Malaysia’s motor insurance market is on track for steady expansion, with gross written premiums (GWP) expected to reach MYR14.7 billion (approximately US$3.3 billion) by 2030, according to recent projections from GlobalData.
This anticipated growth represents a compound annual growth rate (CAGR) of 6.0% from the MYR11.0 billion (US$2.5 billion) forecast for 2025.
The sector’s expansion is being driven by several key factors, including a sustained increase in vehicle sales, ongoing economic recovery, and heightened consumer awareness regarding comprehensive insurance protection.
According to GlobalData’s estimates, the motor hull segment is expected to outpace motor vehicle liability in 2025, with growth rates of 6.4% and 4.2% respectively.
Swarup Kumar Sahoo, senior insurance analyst at GlobalData, noted that Malaysia’s motor insurance sector is undergoing significant changes as a result of new technologies and evolving customer expectations.
“Its growth is attributed to increasing motor vehicle sales, economic recovery, and growing awareness of the importance of comprehensive insurance coverage. However, the rising traffic accident rate has gradually increased the loss ratio of insurers during 2021-24, impacting their underwriting margins,” he said.
Recent data from the Malaysian Automotive Association (MAA) indicates that motor vehicle sales exceeded 800,000 units in 2024, marking a 2.1% increase from the previous year.
The MAA expects further growth in the latter half of 2025, which is likely to support continued expansion in the insurance sector.
Contributing to this outlook are favourable economic conditions, including a stable domestic economy, a low-interest-rate environment, and government incentives for battery electric vehicles (BEVs).
The central bank’s decision to reduce the benchmark interest rate to 2.75% in July 2025 is expected to facilitate vehicle financing and stimulate further demand.
BEVs accounted for 8.6% of total vehicle sales in the first half of 2025, according to the MAA.
Government measures – such as subsidies and tax exemptions for imported electric vehicles – have prompted insurers to introduce new products tailored to the needs of EV owners, including coverage for batteries and specialized repair services.
The industry is also contending with rising loss ratios, which increased from 63.2% in 2020 to 68.6% in 2024. This trend is attributed to a combination of more frequent natural disasters, such as severe flooding and fire incidents, and a higher incidence of road accidents.
Data from the Bukit Aman Traffic Investigation & Enforcement Department shows that the average number of daily traffic accidents rose from 1,644 in 2023 to 1,748 in 2024.
These developments are expected to continue putting pressure on underwriting margins, even as the market expands.
To address operational challenges and enhance customer service, insurers are increasingly adopting digital tools for policy administration and claims processing.
The integration of real-time policy management, digital claims submission, and roadside assistance tracking is streamlining processes and improving policyholder engagement.
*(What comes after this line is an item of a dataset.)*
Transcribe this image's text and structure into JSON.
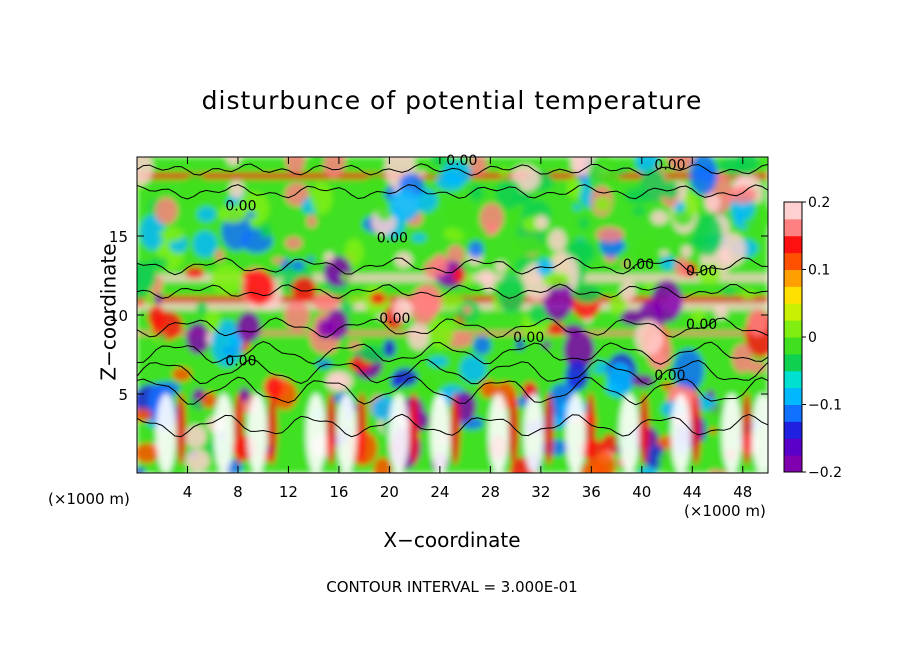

Automation in claims handling is also reducing processing times and operational costs.
Sahoo noted that while Malaysia’s motor insurance market is expected to continue expanding, profitability challenges persist due to recurring natural catastrophes and elevated accident rates.
“As the market evolves, insurers will need to remain agile, leveraging technology and innovative solutions to meet the changing demands of consumers and navigate the complexities of the evolving landscape,” he said.
The general insurance market in Malaysia is also expected to grow, with gross written premiums projected to reach MYR31.8 billion (US$7.2 billion) by 2029, up from MYR24.6 billion (US$5.5 billion) in 2025. This growth is attributed to stronger pricing strategies, increased demand for catastrophe coverage, and rising healthcare costs.
In 2024, the motor, property, and personal accident and health (PA&H) segments accounted for more than 80% of total premium volume.
Meanwhile, the life insurance sector is forecast to see direct written premiums rise from MYR69.1 billion (US$15.6 billion) in 2025 to MYR90.0 billion (US$20.4 billion) in 2029, reflecting a CAGR of 6.8%. Growth in this segment is being driven by higher household incomes, greater adoption of digital platforms, and government initiatives aimed at expanding financial inclusion.